Real-Time Pose Action Recognition on Embedded Edge Devices
TDK dolgozat
AI vision capabilities are stronger than ever, Vision Language Models (VLM) are able to understand and describe a lot of images, with high precision and detail. The generalisation of VLMs are comes at a price of large number of parameters, makes it unreasonably computationally expensive for downstream tasks. The possibility to run VLM on edge devices became important for robotics or autonomous vehicles. Their datasets highly varies for different scenarios, so the models both has to have high capabilities, but also to run them in a reasonable frequency.

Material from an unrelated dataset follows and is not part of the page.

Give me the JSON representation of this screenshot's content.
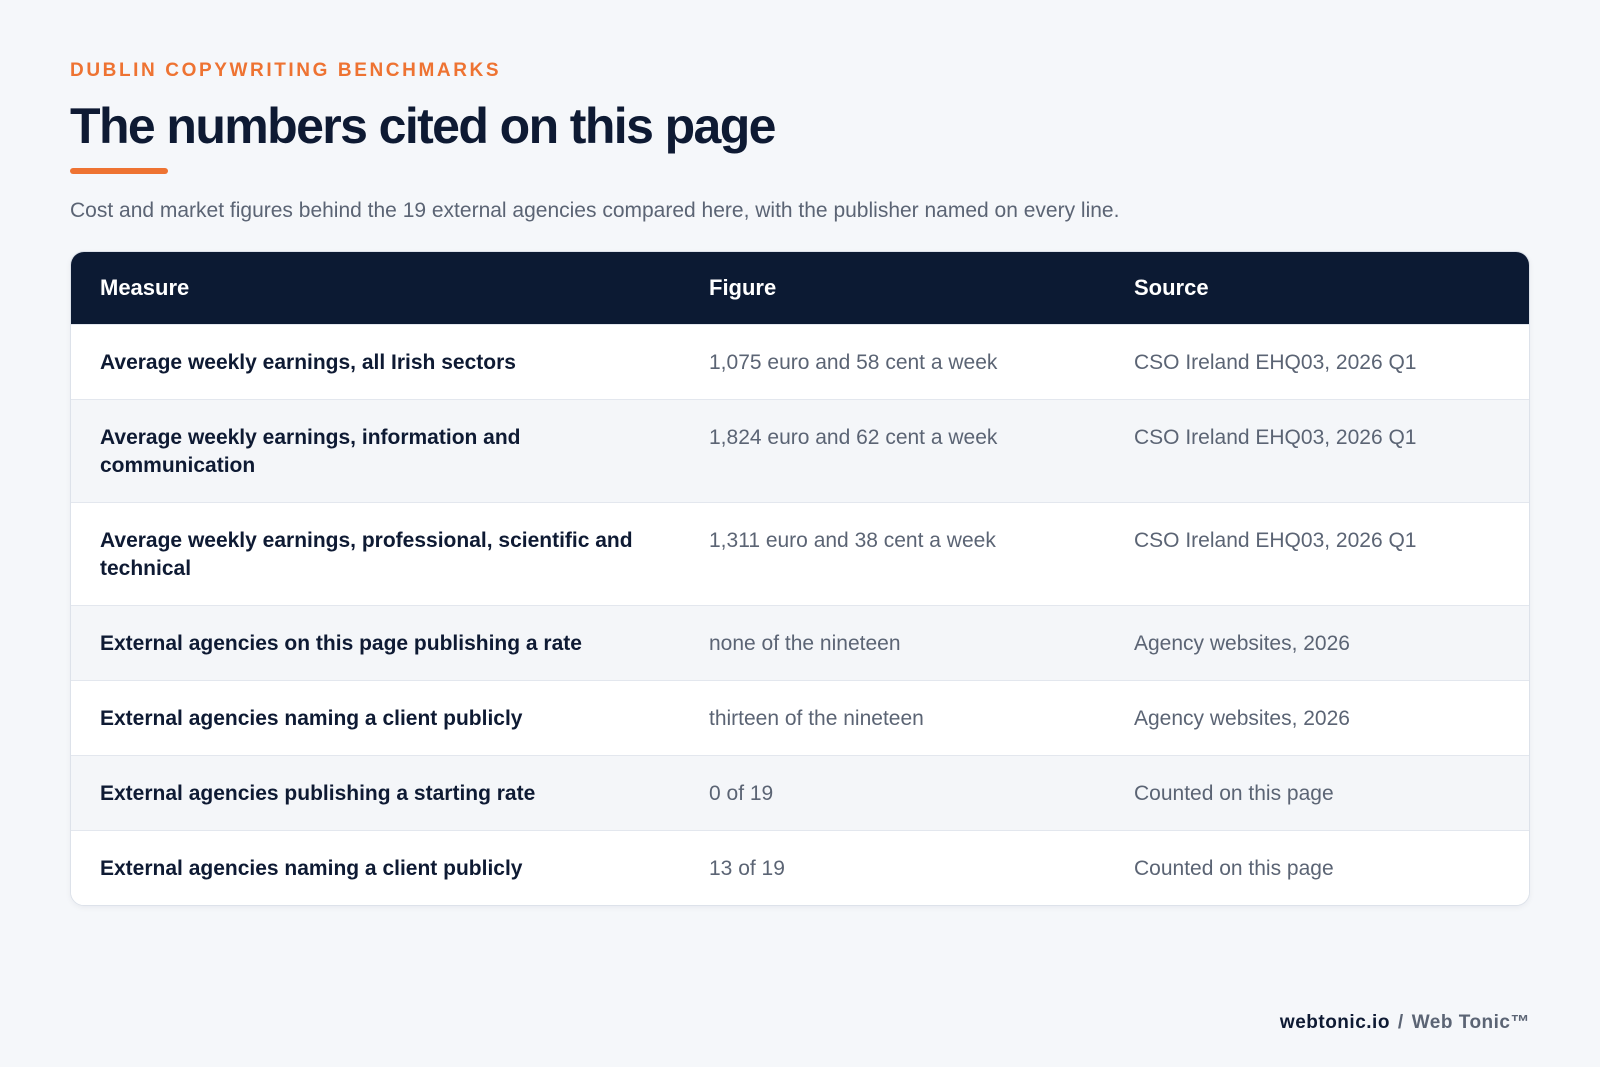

Within this field, the following tasks can be performed:
- Literature Review & Technology Selection: Investigating state-of-the-art, lightweight pose estimation frameworks and edge-compatible machine learning tools.
- Data Processing Pipeline: Creating an automated pipeline to extract temporal sequences of skeletal keypoints or other compact spatial features from video datasets, bypassing the computational cost of processing raw image pixels.
- Sequence Modeling: Designing or adapting a lightweight neural network architecture capable of classifying temporal sequences (e.g., recognizing specific actions or intentions over time) with a minimal parameter count.
- Model Optimization: Exploring and applying model compression techniques (such as quantization or pruning) to shrink the model footprint and prepare it for embedded deployment.
- Edge Deployment & Benchmarking: Deploying the end-to-end pipeline onto a target embedded edge device and analyzing the trade-offs between classification accuracy, resource utilization, and real-time inference speed.
Requirements for the topic:
- Knowledge of python programming
- Good English communication skills
Recommended for the topic:
- Basic knowledge of machine learning/deep learning concepts.
- Minimal familiarity with Linux environments or single-board embedded systems.
- Basic mathematical foundation (linear algebra and matrix operations).